FROM THE SEPTEMBER ISSUE: Editor Lisa Gibson previews the magazine, including feature articles about emissions control, pump design and technology, finances and risk management, and more.
By Lisa Gibson | August 15, 2019

Generally speaking, an ethanol plant that runs efficiently and isn’t using added measures to cut costs on emissions control devices will easily meet its emissions requirements. But the prospect of saving up to a quarter of a million dollars per year on utility costs is alluring. It can be done by reducing temperature or recycling more process liquids, but that comes with decreased pollutant destruction efficiency.

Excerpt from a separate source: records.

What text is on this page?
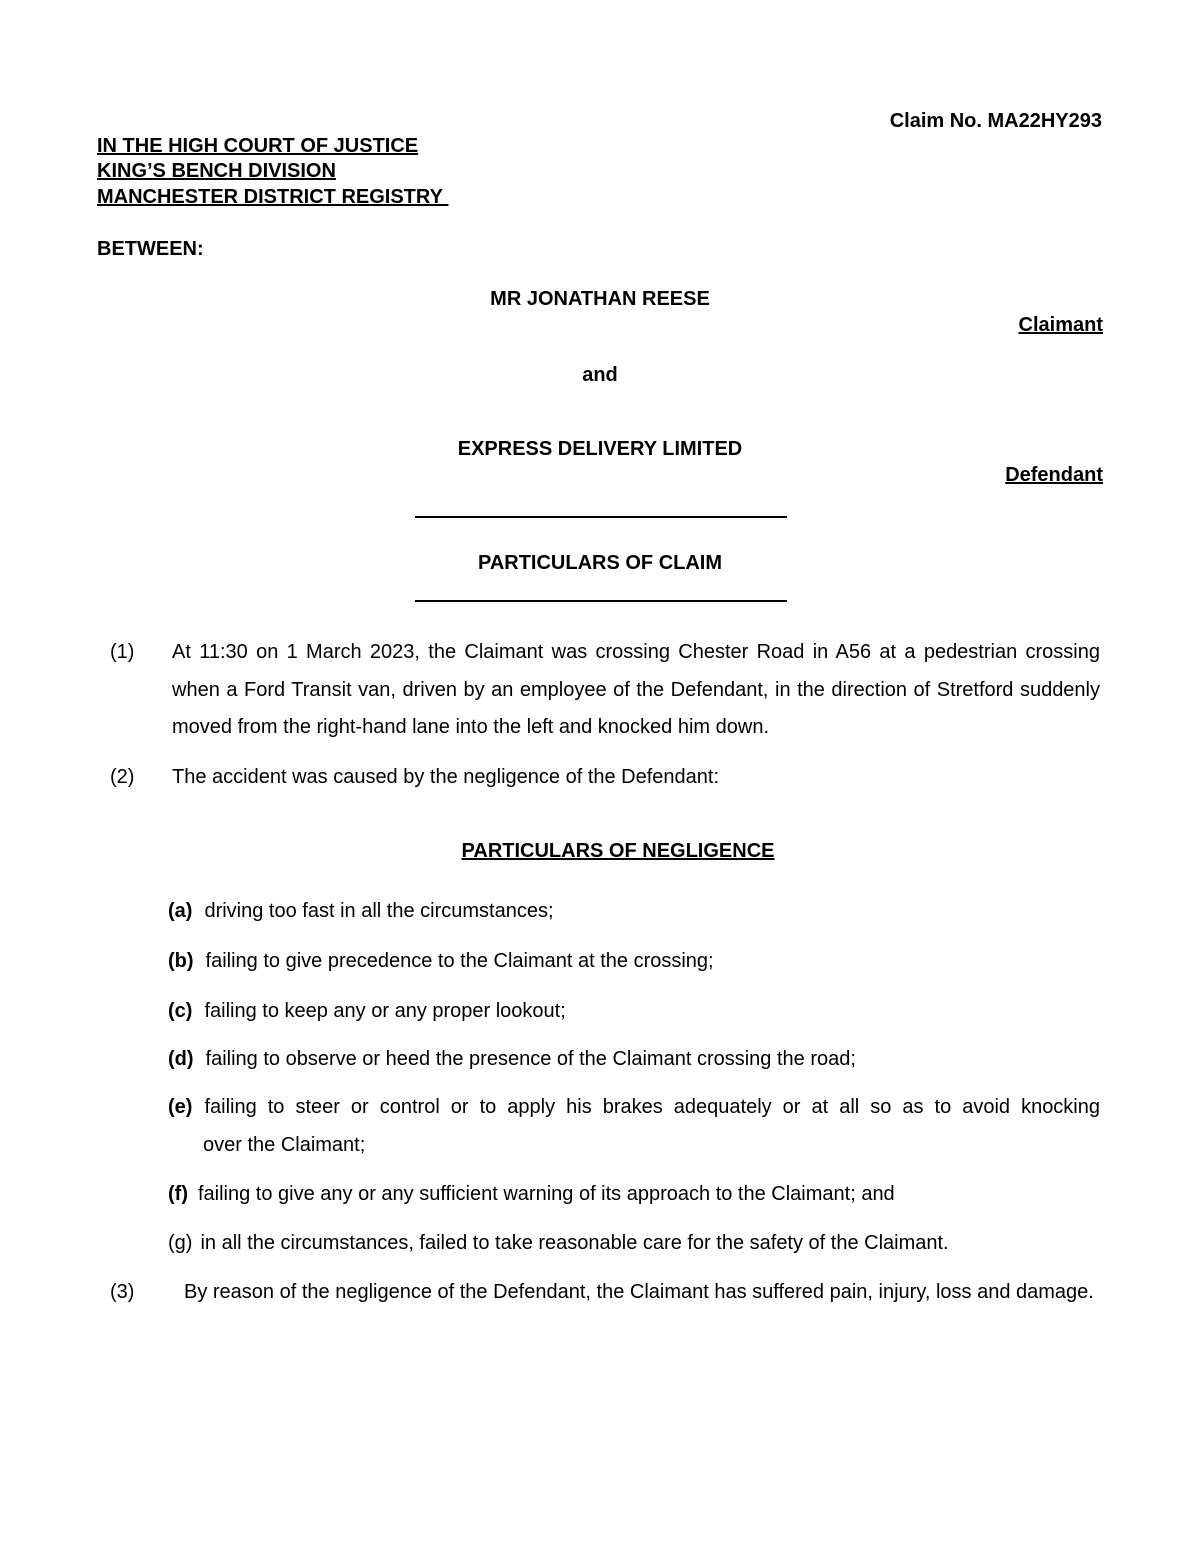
Claim No. MA22HY293
IN THE HIGH COURT OF JUSTICE
KING’S BENCH DIVISION
MANCHESTER DISTRICT REGISTRY
BETWEEN:
MR JONATHAN REESE
Claimant
and
EXPRESS DELIVERY LIMITED
Defendant
PARTICULARS OF CLAIM
(1) At 11:30 on 1 March 2023, the Claimant was crossing Chester Road in A56 at a pedestrian crossing when a Ford Transit van, driven by an employee of the Defendant, in the direction of Stretford suddenly moved from the right-hand lane into the left and knocked him down.
(2) The accident was caused by the negligence of the Defendant:
PARTICULARS OF NEGLIGENCE
(a) driving too fast in all the circumstances;
(b) failing to give precedence to the Claimant at the crossing;
(c) failing to keep any or any proper lookout;
(d) failing to observe or heed the presence of the Claimant crossing the road;
(e) failing to steer or control or to apply his brakes adequately or at all so as to avoid knocking
over the Claimant;
(f) failing to give any or any sufficient warning of its approach to the Claimant; and
(g) in all the circumstances, failed to take reasonable care for the safety of the Claimant.
(3)	By reason of the negligence of the Defendant, the Claimant has suffered pain, injury, loss and damage.
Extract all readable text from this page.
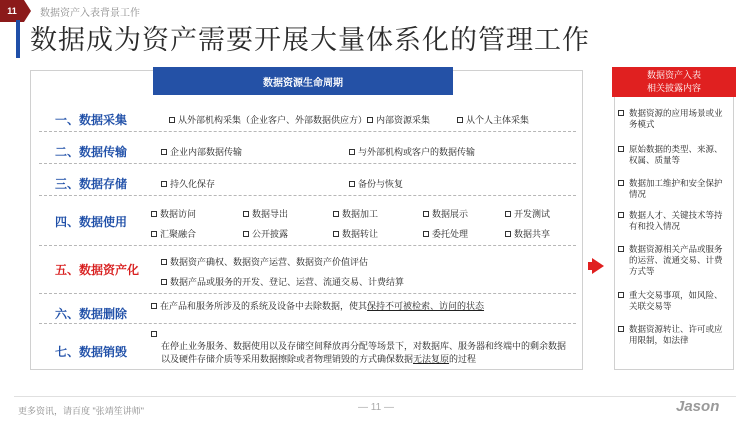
11	数据资产入表背景工作
数据成为资产需要开展大量体系化的管理工作
数据资源生命周期
一、数据采集	从外部机构采集（企业客户、外部数据供应方） 内部资源采集	从个人主体采集
二、数据传输	企业内部数据传输	与外部机构或客户的数据传输
三、数据存储	持久化保存	备份与恢复
四、数据使用
数据访问	数据导出	数据加工	数据展示	开发测试
汇聚融合	公开披露	数据转让	委托处理	数据共享
五、数据资产化
数据资产确权、数据资产运营、数据资产价值评估
数据产品或服务的开发、登记、运营、流通交易、计费结算
六、数据删除
在产品和服务所涉及的系统及设备中去除数据，使其保持不可被检索、访问的状态
七、数据销毁	在停止业务服务、数据使用以及存储空间释放再分配等场景下，对数据库、服务器和终端中的剩余数据
以及硬件存储介质等采用数据擦除或者物理销毁的方式确保数据无法复原的过程
数据资产入表
相关披露内容
数据资源的应用场景或业务模式
原始数据的类型、来源、权属、质量等
数据加工维护和安全保护情况
数据人才、关键技术等持有和投入情况
数据资源相关产品或服务的运营、流通交易、计费方式等
重大交易事项，如风险、关联交易等
数据资源转让、许可或应用限制，如法律
更多资讯，请百度 "张靖笙讲师"	— 11 —	Jason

In our cover story, starting on page 16, freelancer Susanne Retka Schill explores the task producers face in controlling both emissions and costs. She addresses testing methods in detail and discusses the importance of maintenance and operations. “A lot of facilities try to walk the line between the lowest temperature they can run and still meet emissions limits,” one of her sources says. Those operating at 50 percent of limits and those operating at 90 percent of limits see substantial differences in their environmental control costs, he adds. Read the full story for the details.

Keeping with our efficiency and monetary savings theme, next we slip into the world of pumps. The feature starting on page 24 takes a look at technologies that reduce leaks, offer a high turndown ratio and operate at lower speeds for simpler maintenance and increased safety. Associate Editor Matt Thompson also lists several key considerations for pumps, including material compatibility, explosion-proof ratings and slurry applications. If you’re evaluating pump options, you won’t want to miss this one.

Last, we look at finances. With low margins plaguing our industry, a risk management and technology investment feature seems relevant and timely. Those plants that planned ahead around 2014 are the leaders today, experts say, and a combination of hedging and investing can restore cash reserves. A point I found particularly interesting is one from a consultant who says we’re in a margin trajectory, a “well-trodden path toward commoditization where tight, smart markets favor vertical economy of scale.” It’ll transform us into a “traditional, consolidated competitive structure composed exclusively of top quartile EBITDA performers.” Turn to page 34 and put your economist hat on. You’ll need it. 

Emissions, equipment, margins—they’re all about efficiency. Efficiency is king and we’ve addressed it along all these topics in this issue. We’ve also laid it out efficiently for your optimal reading pleasure. (See? It applies here, too.) Enjoy.